Every once in a long while I try to organize my life. Usually the effort is temporary, with one system working really well as I download all of my tasks out of my inbox and into it, and then slowly languishing until it fails for some mysterious reason to actually get me to do things more efficiently.
You only need to look at my productivity category here to marvel at how ideas come and go.
The latest approach to this, with a test time of all of three days before I write about how wonderful it is, is to use github as an issue tracker. Now it helps that I'm also using github as an issue tracker for a couple of other projects, so it's not a big learning curve, and the more familiar I get with the tool the better off I suspect I'll be.

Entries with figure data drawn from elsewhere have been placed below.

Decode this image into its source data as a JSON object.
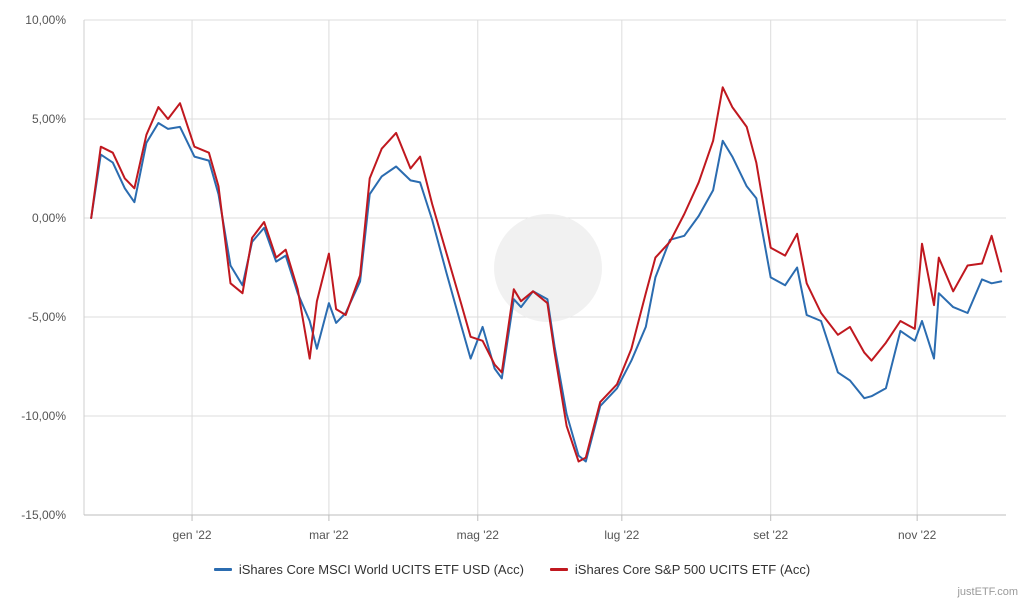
{
  "chart_data": {
    "type": "line",
    "title": "",
    "xlabel": "",
    "ylabel": "",
    "ylim": [
      -15,
      10
    ],
    "y_ticks": [
      {
        "value": 10,
        "label": "10,00%"
      },
      {
        "value": 5,
        "label": "5,00%"
      },
      {
        "value": 0,
        "label": "0,00%"
      },
      {
        "value": -5,
        "label": "-5,00%"
      },
      {
        "value": -10,
        "label": "-10,00%"
      },
      {
        "value": -15,
        "label": "-15,00%"
      }
    ],
    "xlim": [
      "2021-11-19",
      "2022-12-08"
    ],
    "x_ticks": [
      {
        "date": "2022-01-03",
        "label": "gen '22"
      },
      {
        "date": "2022-03-01",
        "label": "mar '22"
      },
      {
        "date": "2022-05-02",
        "label": "mag '22"
      },
      {
        "date": "2022-07-01",
        "label": "lug '22"
      },
      {
        "date": "2022-09-01",
        "label": "set '22"
      },
      {
        "date": "2022-11-01",
        "label": "nov '22"
      }
    ],
    "grid": true,
    "legend_position": "bottom",
    "series": [
      {
        "name": "iShares Core MSCI World UCITS ETF USD (Acc)",
        "color": "#2b6cb0",
        "x": [
          "2021-11-22",
          "2021-11-26",
          "2021-12-01",
          "2021-12-06",
          "2021-12-10",
          "2021-12-15",
          "2021-12-20",
          "2021-12-24",
          "2021-12-29",
          "2022-01-04",
          "2022-01-10",
          "2022-01-14",
          "2022-01-19",
          "2022-01-24",
          "2022-01-28",
          "2022-02-02",
          "2022-02-07",
          "2022-02-11",
          "2022-02-16",
          "2022-02-21",
          "2022-02-24",
          "2022-03-01",
          "2022-03-04",
          "2022-03-08",
          "2022-03-14",
          "2022-03-18",
          "2022-03-23",
          "2022-03-29",
          "2022-04-04",
          "2022-04-08",
          "2022-04-13",
          "2022-04-19",
          "2022-04-25",
          "2022-04-29",
          "2022-05-04",
          "2022-05-09",
          "2022-05-12",
          "2022-05-17",
          "2022-05-20",
          "2022-05-25",
          "2022-05-31",
          "2022-06-03",
          "2022-06-08",
          "2022-06-13",
          "2022-06-16",
          "2022-06-22",
          "2022-06-29",
          "2022-07-05",
          "2022-07-11",
          "2022-07-15",
          "2022-07-21",
          "2022-07-27",
          "2022-08-02",
          "2022-08-08",
          "2022-08-12",
          "2022-08-16",
          "2022-08-22",
          "2022-08-26",
          "2022-09-01",
          "2022-09-07",
          "2022-09-12",
          "2022-09-16",
          "2022-09-22",
          "2022-09-29",
          "2022-10-04",
          "2022-10-10",
          "2022-10-13",
          "2022-10-19",
          "2022-10-25",
          "2022-10-31",
          "2022-11-03",
          "2022-11-08",
          "2022-11-10",
          "2022-11-16",
          "2022-11-22",
          "2022-11-28",
          "2022-12-02",
          "2022-12-06"
        ],
        "y": [
          0.0,
          3.2,
          2.8,
          1.5,
          0.8,
          3.8,
          4.8,
          4.5,
          4.6,
          3.1,
          2.9,
          1.2,
          -2.4,
          -3.4,
          -1.2,
          -0.5,
          -2.2,
          -1.9,
          -3.8,
          -5.2,
          -6.6,
          -4.3,
          -5.3,
          -4.8,
          -3.2,
          1.2,
          2.1,
          2.6,
          1.9,
          1.8,
          -0.1,
          -2.8,
          -5.4,
          -7.1,
          -5.5,
          -7.6,
          -8.1,
          -4.1,
          -4.5,
          -3.7,
          -4.1,
          -6.5,
          -9.9,
          -12.0,
          -12.3,
          -9.5,
          -8.6,
          -7.2,
          -5.5,
          -3.0,
          -1.1,
          -0.9,
          0.1,
          1.4,
          3.9,
          3.1,
          1.6,
          1.0,
          -3.0,
          -3.4,
          -2.5,
          -4.9,
          -5.2,
          -7.8,
          -8.2,
          -9.1,
          -9.0,
          -8.6,
          -5.7,
          -6.2,
          -5.2,
          -7.1,
          -3.8,
          -4.5,
          -4.8,
          -3.1,
          -3.3,
          -3.2
        ]
      },
      {
        "name": "iShares Core S&P 500 UCITS ETF (Acc)",
        "color": "#c0181f",
        "x": [
          "2021-11-22",
          "2021-11-26",
          "2021-12-01",
          "2021-12-06",
          "2021-12-10",
          "2021-12-15",
          "2021-12-20",
          "2021-12-24",
          "2021-12-29",
          "2022-01-04",
          "2022-01-10",
          "2022-01-14",
          "2022-01-19",
          "2022-01-24",
          "2022-01-28",
          "2022-02-02",
          "2022-02-07",
          "2022-02-11",
          "2022-02-16",
          "2022-02-21",
          "2022-02-24",
          "2022-03-01",
          "2022-03-04",
          "2022-03-08",
          "2022-03-14",
          "2022-03-18",
          "2022-03-23",
          "2022-03-29",
          "2022-04-04",
          "2022-04-08",
          "2022-04-13",
          "2022-04-19",
          "2022-04-25",
          "2022-04-29",
          "2022-05-04",
          "2022-05-09",
          "2022-05-12",
          "2022-05-17",
          "2022-05-20",
          "2022-05-25",
          "2022-05-31",
          "2022-06-03",
          "2022-06-08",
          "2022-06-13",
          "2022-06-16",
          "2022-06-22",
          "2022-06-29",
          "2022-07-05",
          "2022-07-11",
          "2022-07-15",
          "2022-07-21",
          "2022-07-27",
          "2022-08-02",
          "2022-08-08",
          "2022-08-12",
          "2022-08-16",
          "2022-08-22",
          "2022-08-26",
          "2022-09-01",
          "2022-09-07",
          "2022-09-12",
          "2022-09-16",
          "2022-09-22",
          "2022-09-29",
          "2022-10-04",
          "2022-10-10",
          "2022-10-13",
          "2022-10-19",
          "2022-10-25",
          "2022-10-31",
          "2022-11-03",
          "2022-11-08",
          "2022-11-10",
          "2022-11-16",
          "2022-11-22",
          "2022-11-28",
          "2022-12-02",
          "2022-12-06"
        ],
        "y": [
          0.0,
          3.6,
          3.3,
          2.0,
          1.5,
          4.2,
          5.6,
          5.0,
          5.8,
          3.6,
          3.3,
          1.6,
          -3.3,
          -3.8,
          -1.0,
          -0.2,
          -2.0,
          -1.6,
          -3.6,
          -7.1,
          -4.2,
          -1.8,
          -4.6,
          -4.9,
          -2.9,
          2.0,
          3.5,
          4.3,
          2.5,
          3.1,
          0.7,
          -1.8,
          -4.3,
          -6.0,
          -6.2,
          -7.4,
          -7.8,
          -3.6,
          -4.2,
          -3.7,
          -4.3,
          -6.8,
          -10.5,
          -12.3,
          -12.1,
          -9.3,
          -8.4,
          -6.6,
          -3.8,
          -2.0,
          -1.2,
          0.2,
          1.8,
          3.9,
          6.6,
          5.6,
          4.6,
          2.8,
          -1.5,
          -1.9,
          -0.8,
          -3.3,
          -4.8,
          -5.9,
          -5.5,
          -6.8,
          -7.2,
          -6.3,
          -5.2,
          -5.6,
          -1.3,
          -4.4,
          -2.0,
          -3.7,
          -2.4,
          -2.3,
          -0.9,
          -2.7
        ]
      }
    ]
  },
  "watermark": "justETF",
  "footer_text": "justETF.com"
}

Issues in github look more or less like items in a conferencing system that has single threaded conversations. The title of the issue is the most searchable part of it, so it pays to have good titles. Each issue can refer to other issues by number (e.g. #4) so you don't have to worry that renaming an issue forces you to update links. Issues can be in exactly one milestone, and milestones have due dates which you are reminded about. Issues also have one or more categories and the categories are color coded.
I'm approaching this along the lines that the traditional "inbox zero" or "get things done" approach wants to have it work – your inboxes, all of them, stay as empty as they can all of the time, and the big long issue tracker list is the semi-infinite comprehensive list of everything there is to do. You work your way through that list using some subset of it to prompt activity, and you tick off tasks as completed when they're eventually done. Anything that comes into an empty inbox gets dispatched promptly so that the inbox stays empty, but you don't and can't do everything on your todo list at once.
So far so good? The cost is non-zero, which means that if I decide to give up on this I have the motivating force of a few dollars a month to either prod me into action or use as a budget for some other tool. At worst I get better at using github for a while.